You can't claim Rhodey works for Iron Man but Sam doesn't work for Cap.

I would say 1989 they kind of stopped. but even after 1989 they put effort into being consistent (even though they were doing the sliding timeline then). It's after Quesada took over that they barely tried to be consistent (though they did try; look at Millar's Civil War pitch with all the corrections that had to be made) in favor of the story, and I think from OMD onwards is where they gradually gave less of a fuck and the books started to suffer to the point where it is now.

The idea that story trumps continuity only works when the story is actually good. A lot of Marvel stories from the last seven years are really fucking awful and don't justify the excuse.

>Otherwise, nothing worked because it became political pandering.

That has more to do with the quality of writing than a character being a legacy character. Sam as Cap could work. I don't think it was well executed.

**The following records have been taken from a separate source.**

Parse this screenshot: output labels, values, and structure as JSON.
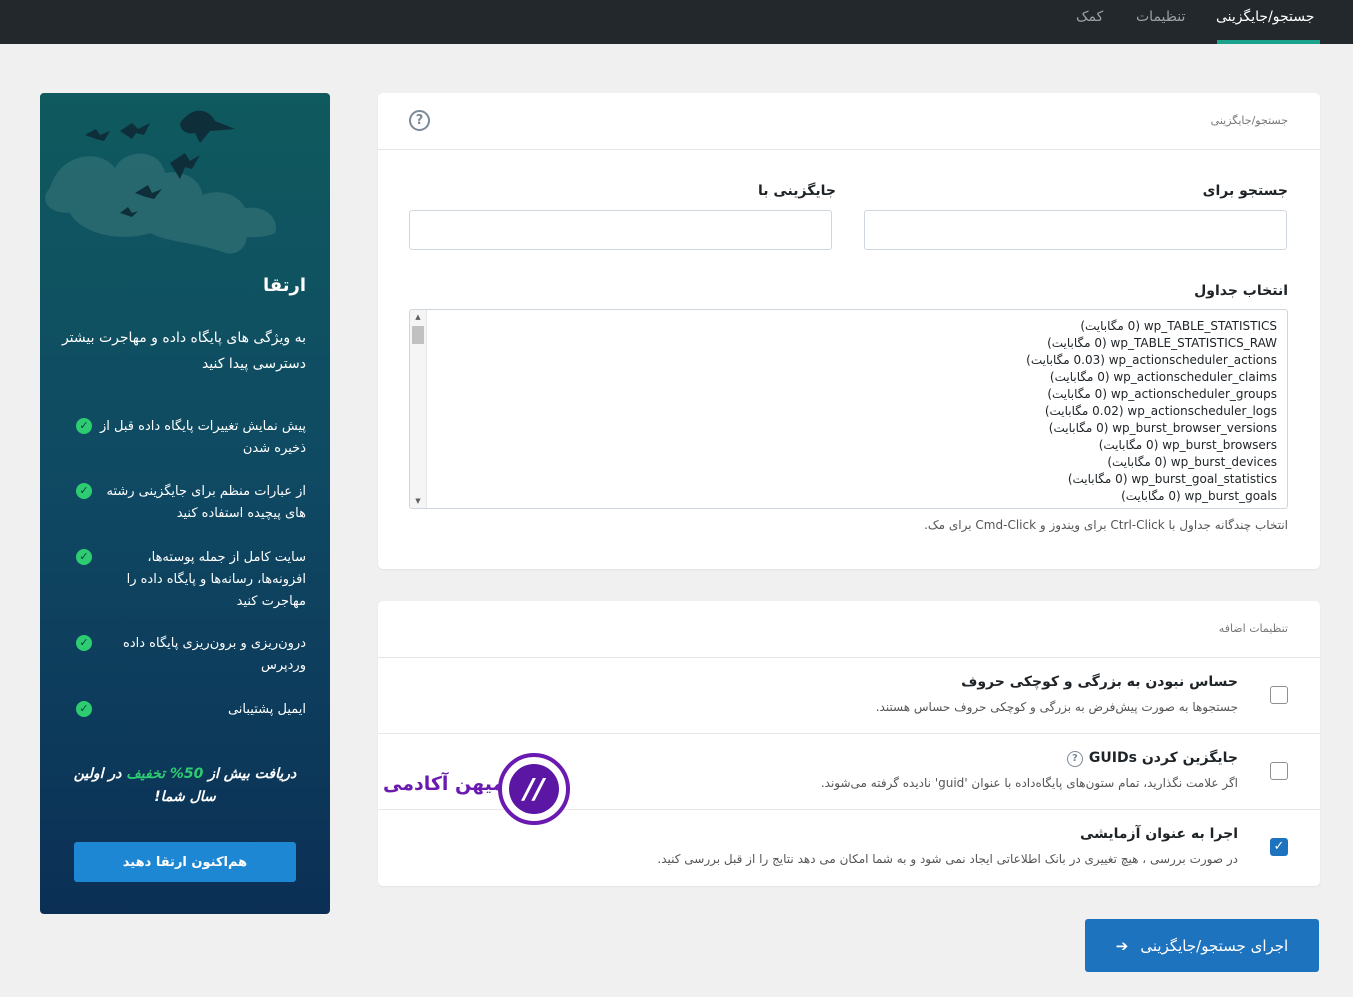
{
  "tabs": [
    {
      "label": "جستجو/جایگزینی",
      "active": true
    },
    {
      "label": "تنظیمات",
      "active": false
    },
    {
      "label": "کمک",
      "active": false
    }
  ],
  "search_card": {
    "title": "جستجو/جایگزینی",
    "search_label": "جستجو برای",
    "replace_label": "جایگزینی با",
    "search_value": "",
    "replace_value": "",
    "tables_label": "انتخاب جداول",
    "tables": [
      "wp_TABLE_STATISTICS (0 مگابایت)",
      "wp_TABLE_STATISTICS_RAW (0 مگابایت)",
      "wp_actionscheduler_actions (0.03 مگابایت)",
      "wp_actionscheduler_claims (0 مگابایت)",
      "wp_actionscheduler_groups (0 مگابایت)",
      "wp_actionscheduler_logs (0.02 مگابایت)",
      "wp_burst_browser_versions (0 مگابایت)",
      "wp_burst_browsers (0 مگابایت)",
      "wp_burst_devices (0 مگابایت)",
      "wp_burst_goal_statistics (0 مگابایت)",
      "wp_burst_goals (0 مگابایت)"
    ],
    "tables_hint": "انتخاب چندگانه جداول با Ctrl-Click برای ویندوز و Cmd-Click برای مک."
  },
  "options_card": {
    "title": "تنظیمات اضافه",
    "options": [
      {
        "title": "حساس نبودن به بزرگی و کوچکی حروف",
        "desc": "جستجوها به صورت پیش‌فرض به بزرگی و کوچکی حروف حساس هستند.",
        "checked": false
      },
      {
        "title": "جایگزین کردن GUIDs",
        "desc": "اگر علامت نگذارید، تمام ستون‌های پایگاه‌داده با عنوان 'guid' نادیده گرفته می‌شوند.",
        "checked": false
      },
      {
        "title": "اجرا به عنوان آزمایشی",
        "desc": "در صورت بررسی ، هیچ تغییری در بانک اطلاعاتی ایجاد نمی شود و به شما امکان می دهد نتایج را از قبل بررسی کنید.",
        "checked": true
      }
    ]
  },
  "run_button": "اجرای جستجو/جایگزینی",
  "watermark": "میهن آکادمی",
  "sidebar": {
    "title": "ارتقا",
    "subtitle": "به ویژگی های پایگاه داده و مهاجرت بیشتر دسترسی پیدا کنید",
    "features": [
      "پیش نمایش تغییرات پایگاه داده قبل از ذخیره شدن",
      "از عبارات منظم برای جایگزینی رشته های پیچیده استفاده کنید",
      "سایت کامل از جمله پوسته‌ها، افزونه‌ها، رسانه‌ها و پایگاه داده را مهاجرت کنید",
      "درون‌ریزی و برون‌ریزی پایگاه داده وردپرس",
      "ایمیل پشتیبانی"
    ],
    "promo_prefix": "دریافت بیش از ",
    "promo_accent": "50% تخفیف",
    "promo_suffix": " در اولین سال شما!",
    "upgrade_button": "هم‌اکنون ارتقا دهید"
  },
  "colors": {
    "accent": "#1aa28c",
    "primary_button": "#1e73be",
    "check_green": "#2ecc71"
  }
}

Pic related before Bart and Barry ruined it

>What they should do is retain their old standbys while creating NEW characters
yes
>Spider-Man would eventually make a cool legacy character if they'd allow him to actually be an adult and raise a child. Easiest, most acceptible future replacement in the world.
I really do wish they would allow Peter to stop being the down on his luck kid and be a grown ass man just once, Peter as the down on his luck family man trying to support his wife and child would work just as well.

And speaking of Legacy characters if Marvel gave a shit about the Fantastic Four Franklin and Valeria are already one half of the next generation of that team, and Ben was shown to age super slow in an issue of Hickman's run so you could have him stick around with Franklin since he is also immortal, as for the fourth member of the next Fantastic Four you could use any of the Future Foundation kids , Bentley-23 for the connection to the Wizard

or go for broke with the big G

Marvel used to be pretty good with Legacy characters
the AntMen
Ghost Rider
Captain Marvel
Bucky Cap
Rody taking over as Iron Man for awhile
hell even Ben Reilly's time as Spider-man was a fun ride until Marvel editorial fucked him over

>hell even Ben Reilly's time as Spider-man was a fun ride until Marvel editorial fucked him over

If they hadn't made the retarded move with "Peter was the clone all along!!" I think the story would've been less hated than it did. I would also say Ben Reilly had more character development during the 90's than some new Marvel characters in the 10's.

>and Ben was shown to age super slow in an issue of Hickman's run

IIRC there was even an annual by Karl Kesel where Ben traveled to an alternate universe that ran in real-time to Marvel's publication date and it implied Ben either doesn't age or ages slowly since his real-time counterpart is said to usually meet with Thor, Wolverine, and Doctor Strange for poker.

>>Peter as down on his luck family man trying to support wife and children

I didn't know I wanted Mayday in the Middle so bad until just now.

>I say this as a Marvel fan

What a load of horseshit.

If you DCfags ever gained the ability to legitimately make believable posts, at least you would be entertaining.

He has a different opinion, he must be a shill

All the "iconic" heroes DC pushes are legacy characters. Barry, Hal, and Barbara. Of course, this is also DC's Silver Age fetish given that they push them the most because there's a possible chance they're more recognizable given that they've been in various media outside comics.

It's alright user, Thor Ragnarök looks great and will be a good film.